Another good aspect is that there is a sense of the characters having lived before they arrive on the page, rather than coming into existence where the book opens. This is largely a function of interactions with secondary characters. Eunice, the foster mom, and Jaime’s sister Shannon were fully fledged people and added to the depth of story.

Where my socks and I parted ways: Alessandro takes Jaime to a club in Wilmington. This was the standout section of the book, and the reason I will return to this story. Both in the club and after they leave it, the actions and interactions are one of the most amazing demonstrations of caring, concern, uncertainly, blossoming, and hawt sex ever. It’s perfect within the framework of their relationship. Anyone who wants to whine about cheating here should quit clutching their pearls so tightly and go back to reading het. It isn’t cheating, it is growth, and it’s beautiful all the way around. The reviewer who never bookmarks has this section bookmarked.

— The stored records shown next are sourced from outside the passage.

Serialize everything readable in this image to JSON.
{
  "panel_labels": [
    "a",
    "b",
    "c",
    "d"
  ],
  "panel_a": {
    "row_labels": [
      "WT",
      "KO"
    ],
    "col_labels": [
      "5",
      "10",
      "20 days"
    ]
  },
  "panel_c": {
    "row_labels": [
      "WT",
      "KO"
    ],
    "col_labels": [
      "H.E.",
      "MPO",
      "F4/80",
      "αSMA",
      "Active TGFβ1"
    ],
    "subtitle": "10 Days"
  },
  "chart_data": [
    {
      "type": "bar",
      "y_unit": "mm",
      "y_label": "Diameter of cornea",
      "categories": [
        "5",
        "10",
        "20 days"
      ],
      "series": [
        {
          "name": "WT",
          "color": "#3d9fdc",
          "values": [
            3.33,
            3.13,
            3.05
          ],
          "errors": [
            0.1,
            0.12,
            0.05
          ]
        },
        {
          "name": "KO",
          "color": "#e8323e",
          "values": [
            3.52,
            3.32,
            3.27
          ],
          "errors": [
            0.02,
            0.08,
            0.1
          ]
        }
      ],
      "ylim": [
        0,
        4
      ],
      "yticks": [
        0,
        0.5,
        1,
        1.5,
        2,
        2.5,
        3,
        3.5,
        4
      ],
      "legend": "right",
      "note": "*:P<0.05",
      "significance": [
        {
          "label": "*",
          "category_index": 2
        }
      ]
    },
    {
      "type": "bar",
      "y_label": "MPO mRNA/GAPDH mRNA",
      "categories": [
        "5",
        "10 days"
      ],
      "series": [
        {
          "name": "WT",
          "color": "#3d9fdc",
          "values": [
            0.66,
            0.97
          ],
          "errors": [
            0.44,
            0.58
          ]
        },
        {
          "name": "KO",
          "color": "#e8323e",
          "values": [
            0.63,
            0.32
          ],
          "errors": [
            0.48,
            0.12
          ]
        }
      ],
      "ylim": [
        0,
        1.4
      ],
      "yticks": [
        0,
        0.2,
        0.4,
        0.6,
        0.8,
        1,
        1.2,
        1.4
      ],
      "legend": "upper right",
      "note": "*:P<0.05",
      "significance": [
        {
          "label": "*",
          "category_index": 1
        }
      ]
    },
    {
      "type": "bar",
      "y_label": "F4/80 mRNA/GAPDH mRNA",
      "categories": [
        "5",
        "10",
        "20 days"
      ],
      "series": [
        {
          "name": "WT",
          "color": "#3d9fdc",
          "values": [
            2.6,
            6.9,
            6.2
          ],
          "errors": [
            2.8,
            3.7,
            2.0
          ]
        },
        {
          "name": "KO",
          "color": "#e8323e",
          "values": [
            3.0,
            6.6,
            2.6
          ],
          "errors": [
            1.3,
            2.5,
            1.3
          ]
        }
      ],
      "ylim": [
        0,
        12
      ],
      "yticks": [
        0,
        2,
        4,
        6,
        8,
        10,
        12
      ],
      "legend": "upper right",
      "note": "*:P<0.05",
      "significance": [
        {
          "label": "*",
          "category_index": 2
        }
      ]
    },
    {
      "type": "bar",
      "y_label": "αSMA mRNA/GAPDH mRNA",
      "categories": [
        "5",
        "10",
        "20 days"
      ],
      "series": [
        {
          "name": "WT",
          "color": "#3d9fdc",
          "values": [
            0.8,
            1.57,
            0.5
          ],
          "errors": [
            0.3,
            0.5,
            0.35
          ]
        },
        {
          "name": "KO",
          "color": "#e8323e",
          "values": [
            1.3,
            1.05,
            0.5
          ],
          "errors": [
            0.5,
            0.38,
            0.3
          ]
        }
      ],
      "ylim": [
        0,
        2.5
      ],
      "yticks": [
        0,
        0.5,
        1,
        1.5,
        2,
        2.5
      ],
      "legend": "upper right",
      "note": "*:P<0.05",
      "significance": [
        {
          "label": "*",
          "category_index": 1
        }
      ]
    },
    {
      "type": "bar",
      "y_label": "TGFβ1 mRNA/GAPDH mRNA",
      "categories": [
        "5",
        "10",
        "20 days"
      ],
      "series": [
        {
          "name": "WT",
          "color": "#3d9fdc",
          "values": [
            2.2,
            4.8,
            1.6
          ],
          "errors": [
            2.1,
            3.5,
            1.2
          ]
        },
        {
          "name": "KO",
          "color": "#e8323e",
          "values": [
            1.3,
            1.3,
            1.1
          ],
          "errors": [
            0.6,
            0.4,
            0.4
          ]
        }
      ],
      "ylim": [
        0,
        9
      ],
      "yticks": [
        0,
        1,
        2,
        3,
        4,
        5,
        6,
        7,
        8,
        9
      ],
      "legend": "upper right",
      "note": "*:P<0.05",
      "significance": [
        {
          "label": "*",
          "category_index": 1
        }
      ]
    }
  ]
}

The book had a feeling of unevenness that plateaued out at a higher level past the midpoint, so while the first half didn’t do a lot for me, the second half certainly did. The club scene especially, and while I want to rate high for that alone, the rest of the book isn’t really keeping up with it. This is the first book I’ve read from this author, but it certainly won’t be the last. 4.25 marbles



In a separate but related note, Carina needs a good swift kick in the ass for that cover. One of the characters is of Brazilian ancestry and is mentioned explicitly as having dark hair and caramel-toned skin. Not only is that cover whitewashed with two generic white boys, but the picture and titles are made of fail. Readers, it’s not the author’s fault a diamond has been packaged in an old Big Mac wrapper.

It actually looks like Carina is either trying to choke this book or find out how poor a presentation readers will tolerate. The publisher didn’t bother to upload an excerpt to ARe, or to proofread the product description on their own site.